It perplexed me that shortly after the release of Vampire Weekend’s self-titled debut, the rough impression suggested that more people hated the band than liked them; not just because I happened to be among the latter, but because it seemed so ridiculous to lash out against them with the predominant reasoning being that they were too educated, too cultured and referenced places like Dharamsala. Were these the same folks who hilariously derided Obama for being elitist? I mean, why talk about the Dalai Lama’s residence when most are just proud to boast about surviving the streets of their home burg?
Contra will likely continue the fashion of infuriating and delighting those who’ve already drawn their lines in the sand. The band has tightened up a bit, which is beneficial and distracting for an outfit of international mash-up artists, and their study of Afro-beat, calypso, reggae and collage add referential tangents to the recent work of Animal Collective (those elitist bastards!), but essentially you’re gonna get what you’ve invested prior to purchase. Maybe their pursuit of ideals beyond their closed-door Columbia University exclusivity might let a few stragglers in, but this will never be a band of words so long as they remain so vague and precariously precious on paper but so winsomely thrilling in practice.

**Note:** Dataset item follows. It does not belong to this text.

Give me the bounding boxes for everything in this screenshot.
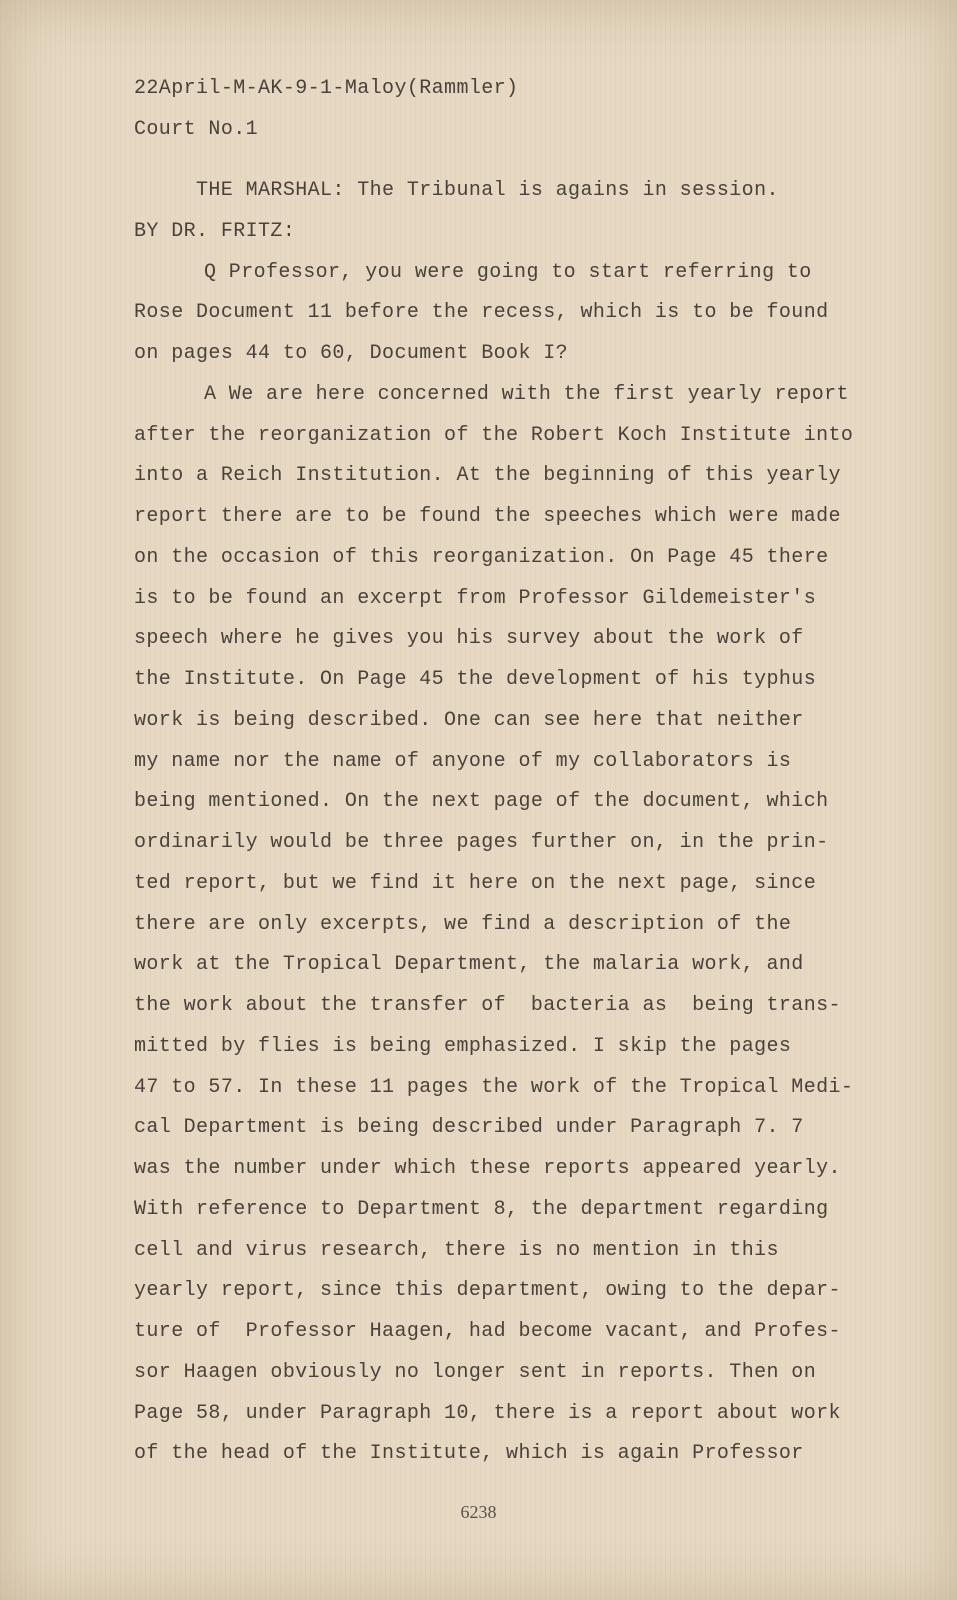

That aforementioned notice of the AC pumping through Contra’s veins applies mostly to the polyrhythms that sparkle beneath die-cut guitar patterns and a web of rubbery additives both synthetic and orchestral (the presence of heavenly harmonies on several tracks merely alludes to Merriweather Post Pavilion). This rings particularly true on “California English,” which lurches with nervous meter though the wobbly Auto-Tune of Ezra Koenig’s vocals that makes it sound like tape loop experiments (or that the “English” is in fact of the broken variety). They find the other side of the pasture with the hooky “Give Up the Gun.” But even with its more uniform, powerful beat, it’s no more a betrayal than leadoff “Horchata,” which is stickier and perhaps even more irresistible than anything off their debut (yes, maybe even “A-Punk”).
Elsewhere, Vampire Weekend eschews tricky message in favor of elegantly flavored expression. The fractured beat and junkyard-styled instrumentation of “Cousins” transforms that first single into the kind of avant-punk that homebodies might find more comfortable (though it jerks and bobs with restless discomfort). “Diplomat’s Son” has a relaxed calypso rhythm that gradually builds in agitated tension; it crumbles away at the midway point to relieve that anxiety only to be recharged later in an instant and collapse once again not long after that. During that track’s breezier moments, blipping keys and synths pulling off symphonic-style flourishes erode any semblance of their core unit playing it safe. And on the immeasurably ecstatic side, wild, discombobulated falsettos send “White Sky” into the ionosphere and the aptly-named “Holiday” belongs on the soundtrack to any film montage of Americans having a ball in the Bahamas.
One of the prevailing themes of Contra seems to be some kind of (astonishingly) graceful defense against the naysayers tempted to accuse them of being overly posh and preppy. On “Taxi Cab,” Koenig tweaks both the class divides (“You said, ‘Baby, we don’t speak of that,’ like a real aristocrat”) and the trend of “low” celebration (“You’re not a victim, but neither am I, nostalgic for garbage, desperate for time”). And “California English” nudges at inward self-importance both on image and a fascination with the very elitism of activity: “Leafing through a stack of A-Zs to surf the UK/Waiting with the wind against your face/And gel in your hair…Sweet carob rice cake/She don’t care how the sweets taste/Fake Philly cheesesteak/But she uses real toothpaste.” Alluding to a more blue-collar ethic will win them no converts—“Every dollar counts and every morning hurts, we mostly work to live until we live to work” on “Run”—but they remain just inscrutable enough for us to insert our own perceptive measurements (or just not give f-ck all about any of it).
But VW’s strength remains with their gift of fusing various world sounds and finding irrepressible rhythms to churn and broil restlessly until the final pass. Further evidence of this is offered through comparative contradiction by mild closer “I Think UR a Contra,” which sleepwalks through its hazy flutters, bogging down even more when the strings listlessly bleed—as sincerity-in-a-coma, it stands in direct contrast to the sweep of “Run,” which enjoys ponderous moments, but leavens them with chattering beats and positively stirs with its ornate fanfare. Luckily, “Contra” is positioned last as a modest comedown, allowing the rest of the disc to rumble, jive and soar with incongruous precision and the sheer joie de vivre of springy melody and soaring harmonies. Even though Contra is somewhat stiffer in mentality than its free-for-all cousin from ’08, both serve as nearly unblemished examples of sharply colorful clutter and irresistibly catchy music that must seem alien to those proud to defile the folks sitting on the upper crust.